Now, I invite you to go back and change your feedback for the situation. We saw early earlier. How would you change it? Can I see it in the chat box? If you have to say your observation, your feelings associated needs and requests. When you say it in this template, what happens is the other person is not played, the other person is not judged rather it invites more understanding which is what we need in today's working environment, right? So if you have to change it, how would you change your feedback?

Exactly. Sara needs are often related to your core values. Thank you. So I'm looking for the changed feedback. Meanwhile, we have four more minutes for this session to get over it. If you have any questions, you can type it in the Q and A box. The floor is open for questions. Thank you. So when we are making requests, we need to be clear, what is that we really want? Yeah, there was an a you know, there was a story, a husband and wife were there and this husband was spending too much of time at his workplace. So the wife went and told him like, don't spend too much work. Uh too much time at your workplace. Yeah. So what happened this husband after, uh, 23 weeks, he come and told me he said I have signed up for the golf course, but actually the wife wanted him to spend the time with her. Right. Since she did not mention what is that she wants specifically. This is what will happen. Right. Yes, I noticed that we are in getting everything done on time as the team. Could you make sure your part in the project is done by end of the week? Yes, we are getting there. Yes. Well, I feel stressed when the team deadlines are not met, please share your timeline with your team so that we could adjust the workload. Do you have any questions or any thoughts to say about what we have just discussed?

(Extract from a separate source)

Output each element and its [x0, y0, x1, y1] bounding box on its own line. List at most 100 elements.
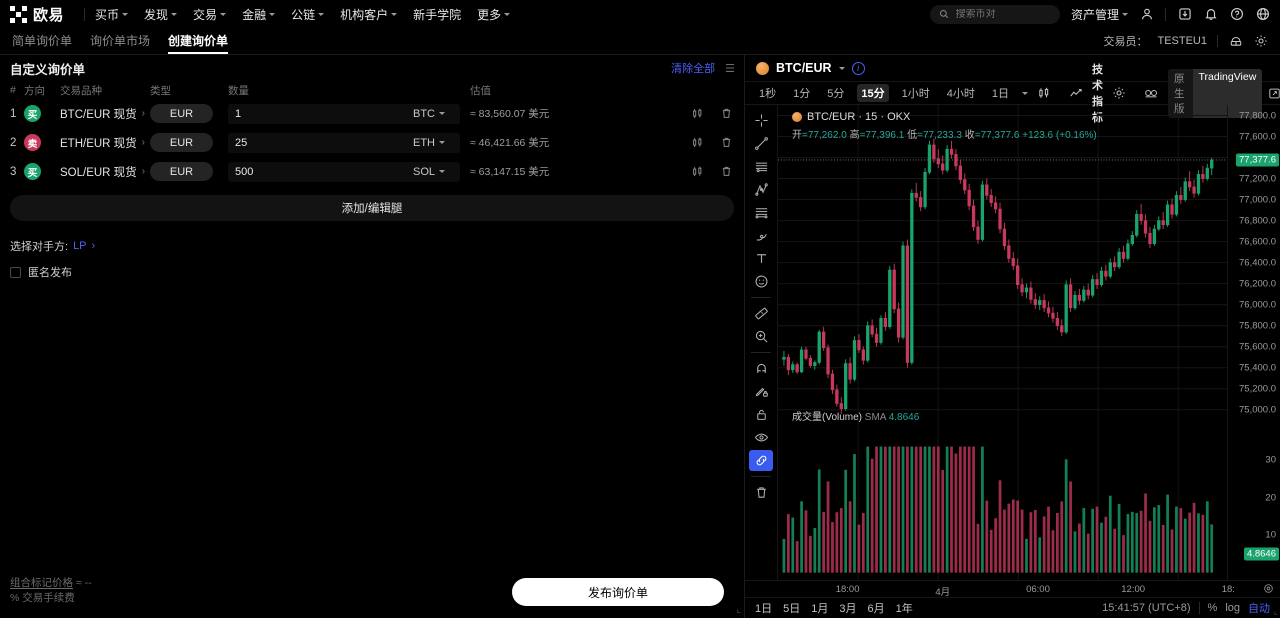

You can type it in the chat box as well. So here, the challenges could be two things, right? When we have our feelings, we may forget to be in touch with our feelings any time. So that is one challenge and another challenge is we may not know clearly know what we need. So if we can work on this, it would be much, much better when we give our feedback to our colleagues rather than blaming them. Yes. So thank you everyone for the wonderful love participation in uh through the chat box. And uh how do you feel? Well for your first feedback and this feedback when you have changed it. Yeah, love it. We all would want to receive such a feedback where nobody blames us, right? But just points what has to be collected, isn't it? So, thank you. Thank you for your participation. And uh yes, love it. I don't feel defensive at all. That is the beauty of NBC and um thanks a lot for your participation in this session. Thank you. Maya wish you good luck in delivering that difficult feedback. The session will be ending now. Thank you. Thanks a lot for your participation.